We agree with the broad reasoning and conclusions of Dr. Frapaise in his manuscript The End of Phase 3 Clinical Trials in Biosimilars Development? [1], that it is time to evolve the evidentiary basis for approval of most biosimilars away from a requirement for powered clinical efficacy studies and wish to add the following comments to his discussion.

Dr. Frapaise cites the potential opportunity to save development resources as the major benefit of discontinuing large trials. We agree with this conclusion, although his quoted saving of “at least US$50 million for a 600-patient trial” may be overstated—typically, these studies recruit 200–400 patients per group at a per patient cost of about $US44,100 [2], giving a study cost in the range of $US17.6–35.3 million. These figures accord reasonably well with those found by the Eastern Research Group [3] for the US Department of Health and Human Services. Of course, there are variables within these costs, which may not arise for other types of studies, including the cost of obtaining a sufficient and uniform supply of reference biologic, but we do not believe such costs would inflate the total by more than $US10 million.

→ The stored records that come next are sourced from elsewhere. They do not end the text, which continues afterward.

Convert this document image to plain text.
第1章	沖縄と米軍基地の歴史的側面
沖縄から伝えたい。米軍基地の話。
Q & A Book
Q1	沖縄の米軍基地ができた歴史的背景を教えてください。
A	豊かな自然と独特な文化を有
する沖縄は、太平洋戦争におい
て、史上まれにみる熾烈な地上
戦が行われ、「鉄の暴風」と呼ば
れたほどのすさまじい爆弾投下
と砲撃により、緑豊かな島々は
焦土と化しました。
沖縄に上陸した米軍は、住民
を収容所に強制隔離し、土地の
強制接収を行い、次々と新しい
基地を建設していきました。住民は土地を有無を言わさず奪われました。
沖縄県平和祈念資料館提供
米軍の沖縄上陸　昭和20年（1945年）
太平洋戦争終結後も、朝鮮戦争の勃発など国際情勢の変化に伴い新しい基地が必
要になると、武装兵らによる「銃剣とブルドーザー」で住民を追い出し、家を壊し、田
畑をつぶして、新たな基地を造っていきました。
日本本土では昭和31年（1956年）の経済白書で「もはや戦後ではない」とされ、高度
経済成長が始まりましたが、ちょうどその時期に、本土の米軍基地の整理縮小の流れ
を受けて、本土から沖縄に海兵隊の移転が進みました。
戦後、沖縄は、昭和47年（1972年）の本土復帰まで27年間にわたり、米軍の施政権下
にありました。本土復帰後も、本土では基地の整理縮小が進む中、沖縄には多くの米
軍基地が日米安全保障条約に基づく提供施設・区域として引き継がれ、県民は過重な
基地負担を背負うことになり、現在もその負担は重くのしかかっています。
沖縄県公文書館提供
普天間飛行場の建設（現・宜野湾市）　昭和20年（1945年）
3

However, we believe an even more significant reason exists to discontinue most of these studies, and that is that they lack scientific validity because their outcome with regard to biosimilarity is not in doubt. Without scientific validity, there is no ethical validity [4]. The insensitivity of the chosen equivalence margins to the relatively minor differences, mostly in post-translational modifications, between a biosimilar candidate and its reference that have been shown to be closely similar in earlier studiesFootnote 1 means they can be reliably predicted to be equivalent in powered efficacy studies. We are not aware of any exceptions to this rule, with over 40 biosimilars now approved in the EU, applications for 35 of which included clinical efficacy data. Indeed, this accords with the regulatory experience of thousands of comparability evaluations of biologics after manufacturing changes [5], where regulators have very rarely required clinical studiesFootnote 2. In addition, others have noted [6] the futility of trying to evaluate the clinical equivalence of biologics when they are just one part of a complex drug regimen.

We contend that this is an issue that should concern regulators, because it is clearly not defensible to require studies that do not contribute new information towards the evaluation of the product. But also, sponsors often conduct comparative efficacy studies because they believe that the data will facilitate marketing to clinicians, yet ultimately this practice undermines the fundamental analytical basis of biosimilarity [7]. While this may have been a reasonable rationale some years ago, when biosimilars represented a new concept with which few clinicians were familiar or supportive, this is no longer the case. We do not believe that marketing convenience justifies the conducting of unethical studies.

Finally, applications submitted to FDA must comply with the strict language of the biosimilars’ law [8]. When Congress amended the law to create a legal pathway for the approval of generic drugs (the Hatch-Waxman Amendments) [9], it was concerned that FDA’s regulatory burden upon generic drug sponsors should be the minimum necessary to both encourage the use of the pathway and ensure the availability of safe and effective generic products. Therefore, after describing the data to be submitted in a generic drug application in very specific terms, Congress took the rare step of legally restraining a federal agency by adding the following statement to the law:

The SecretaryFootnote 3 may not require that an abbreviated application contain information in addition to that required by clauses (i) through (viii).

In creating the Biologics Price Competition and Innovation Act of 2009, it is evident that Congress had a similar intent, which is reflected in the language of the law describing the data to be submitted in an application for a biosimilar [10]:

(cc) a clinical study or studies (including the assessment of immunogenicity and pharmacokinetics or pharmacodynamics) that are sufficient to demonstrate safety, purity, and potency in 1 or more appropriate conditions of use for which the reference product is licensed and intended to be used and for which licensure is sought for the biological product [emphasis added]

As in Hatch-Waxman, the plain language of the law expresses Congress’s intent that the development process for biosimilars should be as efficient as possible, such that the required clinical studies should not exceed those strictly required (“sufficient”) to demonstrate biosimilarity. Since these data will vary, case by case, the law provides FDA the regulatory discretion to assess the necessity for clinical studies on the same basis and not require them routinely for all biosimilars. This is particularly necessary for efficacy studies, given their limited sensitivity to small differences in the structure and composition of the biosimilar candidate and its reference. As such, we believe that a careful assessment must be made by both sponsor and regulators as to the potential value of any clinical study before it is undertaken.

We commend Dr. Frapaise for his article and welcome other responses as we remind all interested parties that the purpose of scientifically justified abbreviation of biosimilars’ development is to expand access to these transformational medicines for patients [11, 12].